Sementara itu, Brigjen Marwan menyampaikan, Lembaga Adat Betawi akan menjadi ketahanan nasional secara budaya jika ditinjau dari perspektif ketahanan budaya. “Apalagi, Indonesia dan khususnya Jakarta, orang Betawi sudah terbiasai berinteraksi dengan budaya-budaya lain.”

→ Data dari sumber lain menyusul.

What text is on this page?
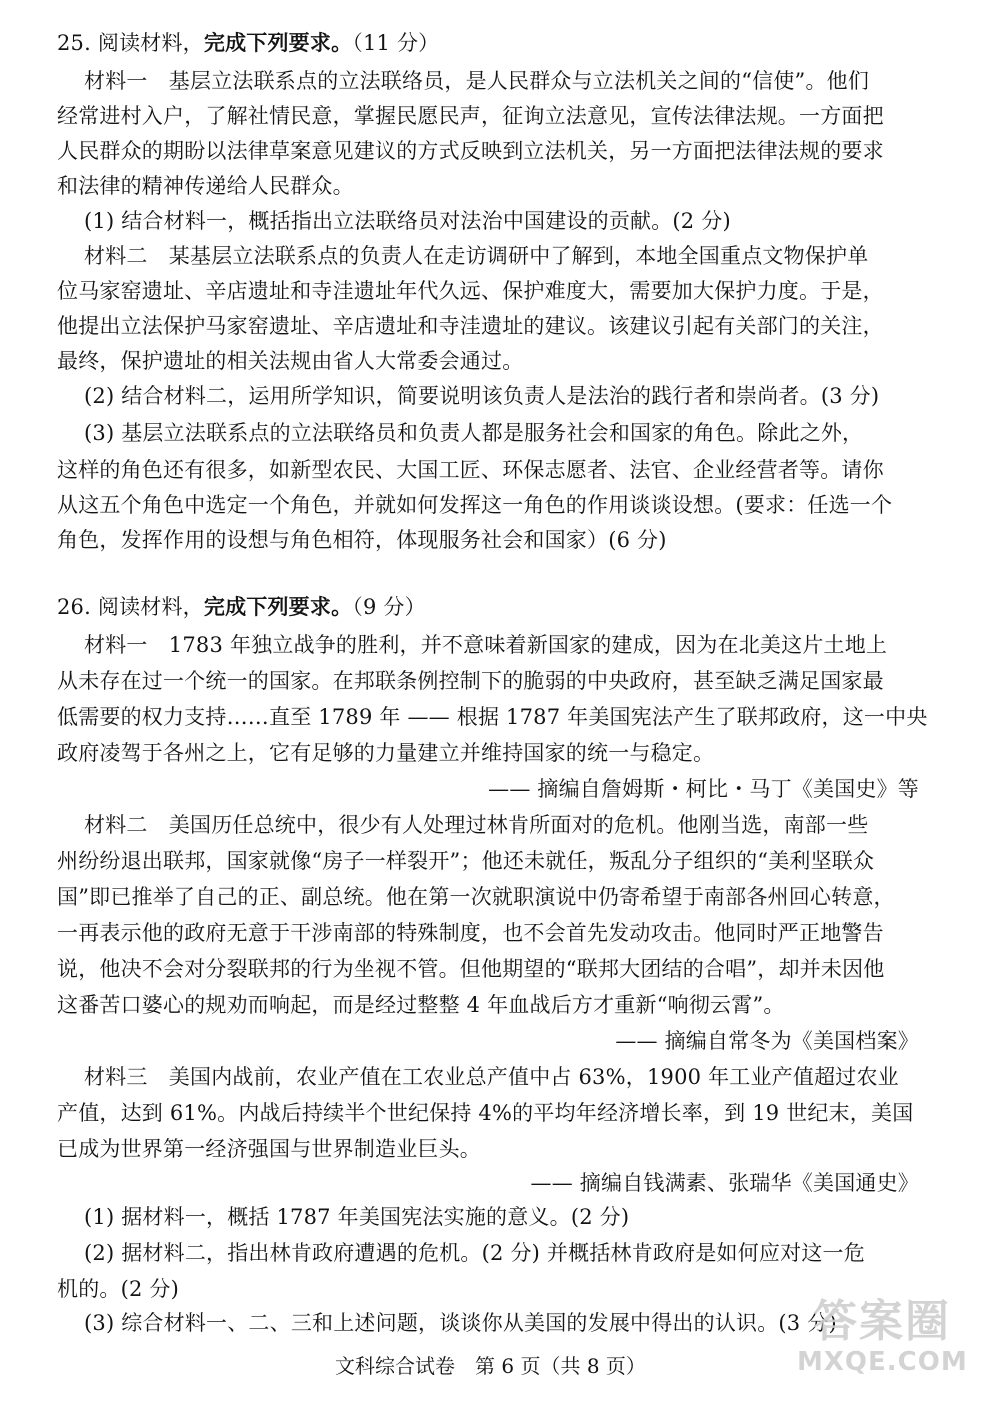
25. 阅读材料，完成下列要求。（11 分）
材料一　基层立法联系点的立法联络员，是人民群众与立法机关之间的“信使”。他们
经常进村入户，了解社情民意，掌握民愿民声，征询立法意见，宣传法律法规。一方面把
人民群众的期盼以法律草案意见建议的方式反映到立法机关，另一方面把法律法规的要求
和法律的精神传递给人民群众。
(1) 结合材料一，概括指出立法联络员对法治中国建设的贡献。(2 分)
材料二　某基层立法联系点的负责人在走访调研中了解到，本地全国重点文物保护单
位马家窑遗址、辛店遗址和寺洼遗址年代久远、保护难度大，需要加大保护力度。于是，
他提出立法保护马家窑遗址、辛店遗址和寺洼遗址的建议。该建议引起有关部门的关注，
最终，保护遗址的相关法规由省人大常委会通过。
(2) 结合材料二，运用所学知识，简要说明该负责人是法治的践行者和崇尚者。(3 分)
(3) 基层立法联系点的立法联络员和负责人都是服务社会和国家的角色。除此之外，
这样的角色还有很多，如新型农民、大国工匠、环保志愿者、法官、企业经营者等。请你
从这五个角色中选定一个角色，并就如何发挥这一角色的作用谈谈设想。(要求：任选一个
角色，发挥作用的设想与角色相符，体现服务社会和国家）(6 分)
26. 阅读材料，完成下列要求。（9 分）
材料一　1783 年独立战争的胜利，并不意味着新国家的建成，因为在北美这片土地上
从未存在过一个统一的国家。在邦联条例控制下的脆弱的中央政府，甚至缺乏满足国家最
低需要的权力支持……直至 1789 年 —— 根据 1787 年美国宪法产生了联邦政府，这一中央
政府凌驾于各州之上，它有足够的力量建立并维持国家的统一与稳定。
—— 摘编自詹姆斯・柯比・马丁《美国史》等
材料二　美国历任总统中，很少有人处理过林肯所面对的危机。他刚当选，南部一些
州纷纷退出联邦，国家就像“房子一样裂开”；他还未就任，叛乱分子组织的“美利坚联众
国”即已推举了自己的正、副总统。他在第一次就职演说中仍寄希望于南部各州回心转意，
一再表示他的政府无意于干涉南部的特殊制度，也不会首先发动攻击。他同时严正地警告
说，他决不会对分裂联邦的行为坐视不管。但他期望的“联邦大团结的合唱”，却并未因他
这番苦口婆心的规劝而响起，而是经过整整 4 年血战后方才重新“响彻云霄”。
—— 摘编自常冬为《美国档案》
材料三　美国内战前，农业产值在工农业总产值中占 63%，1900 年工业产值超过农业
产值，达到 61%。内战后持续半个世纪保持 4%的平均年经济增长率，到 19 世纪末，美国
已成为世界第一经济强国与世界制造业巨头。
—— 摘编自钱满素、张瑞华《美国通史》
(1) 据材料一，概括 1787 年美国宪法实施的意义。(2 分)
(2) 据材料二，指出林肯政府遭遇的危机。(2 分) 并概括林肯政府是如何应对这一危
机的。(2 分)
(3) 综合材料一、二、三和上述问题，谈谈你从美国的发展中得出的认识。(3 分)
文科综合试卷　第 6 页（共 8 页）
答案圈
MXQE.COM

Lusi melanjutkan, Lembaga Adat Betawi secara politik dapat dimaksimalkan untuk mengembangkan potensi-potensi yang dimiliki orang Betawi. Agar itu tercapai, dirinya menyarankan Lembaga Adat Betawi memperhatikan isu yang berkembang, terutama kebijakan-kebijakan yang mendukung berkembangnya institusi, dan menghindari konflik.
Adapun Zainudin menyampaikan, pihaknya tengah mempersiapkan berbagai kebutuhan untuk pembentukan Lembaga Adat Betawi. “Pembentukan lembaga adat akan dilakukan melalui kongres adat pada 9-10 Juni nanti,” ujarnya.
Dalam sambutannya, Dailami berpendapat, FGD ini bakal menjadi bagian dari rangkaian sejarah perjuangan masyarakat Betawi untuk maju dan bermartabat melalui masuknya Lembaga Adat Betawi dalam revisi UU 29/2007.
“Dalam Pasal 18B UUD 1945, negara mengakui dan menghormati kesatuan-kesatuan masyarakat hukum adat dan hak-hak tradisionalnya. Maka, apa yang kita perjuangkan ini, agar Lembaga Adat Betawi masuk di dalam revisi UU 29/2007, harus diakomodasi,” urainya.
Di sisi lain, Marullah mengajak warga Betawi, khususnya yang sedang menempuh pendidikan tinggi, agar tidak menyia-nyiakan kesempatan untuk mengembangkan budaya Betawi jika lembaga adat diakomodasi dalam beleid tersebut nantinya.
“Ini akan menjadi loncatan ke depan bagi anak- anak Betawi ke depan. Ibu kota yang baru akan ramai, tetapi Jakarta tidak akan pernah sepi,” ucapnya.
Sementara itu, Ihsan berharap mahasiswa Betawi kian bersemangat dalam pengembangan kebudayaannya ke depan. “Saya menginginkan untuk para mahasiswa Betawi tambah semangat bagi kemajuan Betawi.”